Publication information
- Publisher: DC Comics
- Publication date: May 1996
- Main character: Static

Creative team
- Created by: Matt Wayne ChrisCross

= Heroes (comics) =

Comic book series

Heroes is a comic about the titular team of superheroes, published by DC Comics and created by Matt Wayne and ChrisCross.

==Publication history==
Heroes was originally intended as a replacement in the Milestone Comics line-up for Shadow Cabinet, which was not selling well. The series took several of the Shadow Cabinet's more appealing members and put them in a more traditional superhero team, along with Static, a popular solo character. As Milestone's overall sales continued to decline, it was changed to a limited series. Milestone canceled the remainder of their ongoing series shortly thereafter. Heroes was notable for including Donner and Blitzen, an openly lesbian couple in an otherwise "mainstream" superhero series.
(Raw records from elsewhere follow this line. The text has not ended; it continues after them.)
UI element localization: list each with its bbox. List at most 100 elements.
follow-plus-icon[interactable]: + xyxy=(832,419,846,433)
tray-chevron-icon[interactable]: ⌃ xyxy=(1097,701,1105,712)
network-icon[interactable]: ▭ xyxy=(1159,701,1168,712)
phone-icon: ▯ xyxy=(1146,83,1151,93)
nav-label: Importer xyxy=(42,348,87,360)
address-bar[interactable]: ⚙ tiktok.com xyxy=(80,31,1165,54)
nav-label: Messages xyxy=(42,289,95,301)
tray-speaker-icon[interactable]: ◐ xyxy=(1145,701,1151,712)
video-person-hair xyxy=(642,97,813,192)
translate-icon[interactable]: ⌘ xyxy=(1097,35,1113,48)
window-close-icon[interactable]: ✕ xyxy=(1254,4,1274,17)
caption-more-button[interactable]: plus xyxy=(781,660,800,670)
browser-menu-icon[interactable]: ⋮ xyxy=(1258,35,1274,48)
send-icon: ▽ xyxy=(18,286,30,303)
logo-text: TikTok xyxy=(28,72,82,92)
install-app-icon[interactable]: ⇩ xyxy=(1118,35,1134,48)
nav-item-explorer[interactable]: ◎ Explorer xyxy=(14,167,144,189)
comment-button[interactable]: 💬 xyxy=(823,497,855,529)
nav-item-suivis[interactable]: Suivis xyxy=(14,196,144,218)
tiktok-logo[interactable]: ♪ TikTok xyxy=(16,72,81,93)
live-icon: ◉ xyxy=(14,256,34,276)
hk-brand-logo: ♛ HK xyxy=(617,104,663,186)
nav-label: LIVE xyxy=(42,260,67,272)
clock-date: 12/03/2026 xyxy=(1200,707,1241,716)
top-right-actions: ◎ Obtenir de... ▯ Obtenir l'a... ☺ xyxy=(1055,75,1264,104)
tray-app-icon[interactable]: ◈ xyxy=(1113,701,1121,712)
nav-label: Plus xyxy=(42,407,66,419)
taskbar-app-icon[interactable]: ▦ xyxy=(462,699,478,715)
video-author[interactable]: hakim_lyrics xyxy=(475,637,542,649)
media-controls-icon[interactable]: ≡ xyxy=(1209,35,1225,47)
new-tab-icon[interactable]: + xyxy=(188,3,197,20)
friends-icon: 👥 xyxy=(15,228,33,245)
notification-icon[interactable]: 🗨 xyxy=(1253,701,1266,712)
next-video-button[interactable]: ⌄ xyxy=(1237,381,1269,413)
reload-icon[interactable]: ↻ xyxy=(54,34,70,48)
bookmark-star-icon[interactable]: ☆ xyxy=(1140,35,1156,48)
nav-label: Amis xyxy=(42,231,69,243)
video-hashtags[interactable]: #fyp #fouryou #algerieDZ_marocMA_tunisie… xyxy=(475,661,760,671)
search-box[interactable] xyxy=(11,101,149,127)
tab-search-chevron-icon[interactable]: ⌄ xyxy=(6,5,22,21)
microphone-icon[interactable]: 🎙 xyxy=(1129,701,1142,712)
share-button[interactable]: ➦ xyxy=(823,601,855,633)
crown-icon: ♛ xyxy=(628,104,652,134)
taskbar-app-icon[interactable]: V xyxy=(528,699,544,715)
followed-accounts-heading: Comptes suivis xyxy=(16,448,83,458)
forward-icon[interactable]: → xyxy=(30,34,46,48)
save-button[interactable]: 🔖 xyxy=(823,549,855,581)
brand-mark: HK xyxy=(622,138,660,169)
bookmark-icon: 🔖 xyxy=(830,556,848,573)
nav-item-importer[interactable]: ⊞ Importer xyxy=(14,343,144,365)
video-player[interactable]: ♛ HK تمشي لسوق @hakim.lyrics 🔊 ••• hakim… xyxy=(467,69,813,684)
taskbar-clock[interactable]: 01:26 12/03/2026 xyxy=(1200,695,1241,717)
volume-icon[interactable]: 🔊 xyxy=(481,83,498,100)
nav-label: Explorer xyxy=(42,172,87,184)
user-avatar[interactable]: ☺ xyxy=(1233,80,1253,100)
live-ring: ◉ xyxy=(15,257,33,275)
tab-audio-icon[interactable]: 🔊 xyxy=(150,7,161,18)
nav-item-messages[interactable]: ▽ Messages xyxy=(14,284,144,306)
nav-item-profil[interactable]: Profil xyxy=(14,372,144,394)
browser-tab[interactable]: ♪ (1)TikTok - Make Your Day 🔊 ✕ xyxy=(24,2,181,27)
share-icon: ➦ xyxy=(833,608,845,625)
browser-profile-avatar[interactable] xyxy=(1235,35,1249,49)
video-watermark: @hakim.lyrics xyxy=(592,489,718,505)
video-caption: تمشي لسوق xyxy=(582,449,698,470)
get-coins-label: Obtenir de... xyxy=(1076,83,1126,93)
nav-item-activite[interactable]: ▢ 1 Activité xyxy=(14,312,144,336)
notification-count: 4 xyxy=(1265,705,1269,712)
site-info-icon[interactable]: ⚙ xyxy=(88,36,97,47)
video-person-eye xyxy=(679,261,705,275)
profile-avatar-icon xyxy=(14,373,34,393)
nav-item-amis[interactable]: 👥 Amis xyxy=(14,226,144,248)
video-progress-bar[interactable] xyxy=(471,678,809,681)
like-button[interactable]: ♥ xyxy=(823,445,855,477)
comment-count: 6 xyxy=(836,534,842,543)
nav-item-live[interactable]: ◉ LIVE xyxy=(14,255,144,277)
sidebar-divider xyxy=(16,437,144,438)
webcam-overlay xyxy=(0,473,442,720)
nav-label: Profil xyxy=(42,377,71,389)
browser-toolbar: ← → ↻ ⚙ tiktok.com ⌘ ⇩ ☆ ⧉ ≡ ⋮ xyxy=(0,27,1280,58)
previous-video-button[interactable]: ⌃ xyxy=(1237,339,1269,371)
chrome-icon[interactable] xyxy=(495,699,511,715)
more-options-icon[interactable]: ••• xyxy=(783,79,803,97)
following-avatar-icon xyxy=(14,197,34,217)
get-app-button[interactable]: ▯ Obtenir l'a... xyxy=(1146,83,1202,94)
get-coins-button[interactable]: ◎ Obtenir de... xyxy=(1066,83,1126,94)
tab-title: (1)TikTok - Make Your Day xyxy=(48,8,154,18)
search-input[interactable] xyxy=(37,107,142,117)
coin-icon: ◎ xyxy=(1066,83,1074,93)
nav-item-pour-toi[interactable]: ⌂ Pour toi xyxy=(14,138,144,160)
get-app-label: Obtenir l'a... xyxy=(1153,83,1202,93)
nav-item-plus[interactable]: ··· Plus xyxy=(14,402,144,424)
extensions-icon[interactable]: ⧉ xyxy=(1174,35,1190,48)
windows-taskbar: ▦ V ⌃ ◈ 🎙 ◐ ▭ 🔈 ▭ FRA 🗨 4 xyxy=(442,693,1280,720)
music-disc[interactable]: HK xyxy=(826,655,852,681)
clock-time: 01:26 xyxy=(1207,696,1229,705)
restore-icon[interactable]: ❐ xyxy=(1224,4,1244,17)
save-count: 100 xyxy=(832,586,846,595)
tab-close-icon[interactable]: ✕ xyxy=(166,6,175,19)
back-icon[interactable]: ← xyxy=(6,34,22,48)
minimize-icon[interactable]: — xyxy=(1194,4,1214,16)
The team consisted primarily of refugees from the Shadow Cabinet, a covert organization dedicated to saving humanity from itself, through questionable means. Fed up with that mode of operation, they and some allies established themselves as an above-ground superhero team, named (off the cuff) "Heroes".

==Synopsis==
The team comes together when various heroes arrive to help save lives in the aftermath of a town being flooded. They continue to work together which raises the ire of the Shadow Cabinet, whom several of the team have worked for. They are forced to fight a Cabinet attack squad, led by the member called Iron Butterfly.

==Characters==
- Blitzen – Valerie Kameya, a Japanese speedster.
- Donner – Gerri Brauer, a German strongwoman.
- Iota – Isadora Wellington-Smythe, a young woman with shrinking powers and a satchel of shrunken technology.
- Payback – Kevin Franklin, a Bang Baby able to transform into a large, yellow-green skinned monster with superhuman strength and durability.
- Starlight – Stella Maxwell, a college math major with various electromagnetic abilities. She is a "human pulsar".
- Static – Virgil Hawkins, a teen with electromagnetic powers.